Pastebin
- Website type: Web application
- Creator: Paul Dixon
- Website: pastebin.com
- IPv6 support: Yes
- Registration: Optional (required for creating private pastes)
- Users: 17 million (2019)
- Launched: September 3, 2002; 24 years ago
- Current status: Active
- Written in: PHP

= Pastebin.com =

Online text storage website

Pastebin.com is a text storage site. It was created on September 3, 2002 by Paul Dixon, and reached 1 million active pastes (excluding spam and expired pastes) eight years later, in 2010.

It features syntax highlighting for a variety of programming and markup languages, as well as view counters for pastes and user profiles. Users can submit pastes as guests without registration, but an account allows managing pastes.

== History ==
By October 2011, the site's active pastes numbers exceeded 10 million.

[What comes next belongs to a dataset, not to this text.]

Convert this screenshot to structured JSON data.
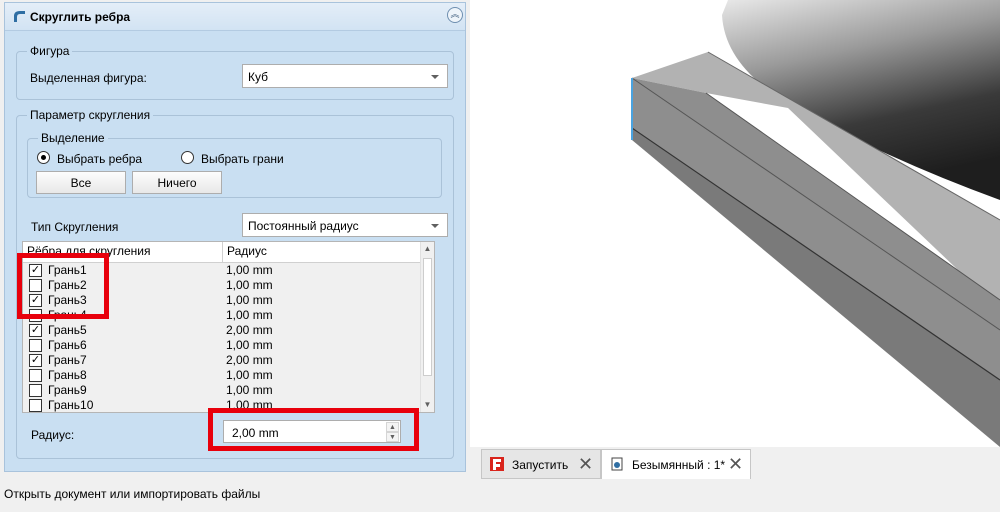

- In July 2012, the owners of Pastebin.com tweeted that they had surpassed the 20 million active pastes mark.
- On June 9, 2015, they announced they had reached 65 million active pastes. They also mentioned that around 75% of pastes are either unlisted or private.
- In December 2015, Pastebin.com reached 95 million active pastes, and more than 2 million members.

During the 2014 Venezuelan protests, Pastebin.com was blocked by the country's government as one of the sites used by activists sharing information pertaining to the protests.

In April 2020, Pastebin.com removed their built-in search feature and restricted their web scraping API, including for paid lifetime subscribers of Pastebin Pro. As an additional spam prevention measure, pastes from users not logged in are hidden from the list of recent pastes, visible in the site's side bar.

In September 2020, two new features were added to the site. Users became able to password-protect pastes from viewing and request the paste be deleted immediately once viewed.

On October 14, 2020, the terms of service were updated and the mention that contributions were CC BY-SA was removed.

Pastebin.com is a popular source of .onion links that lead to the dark web.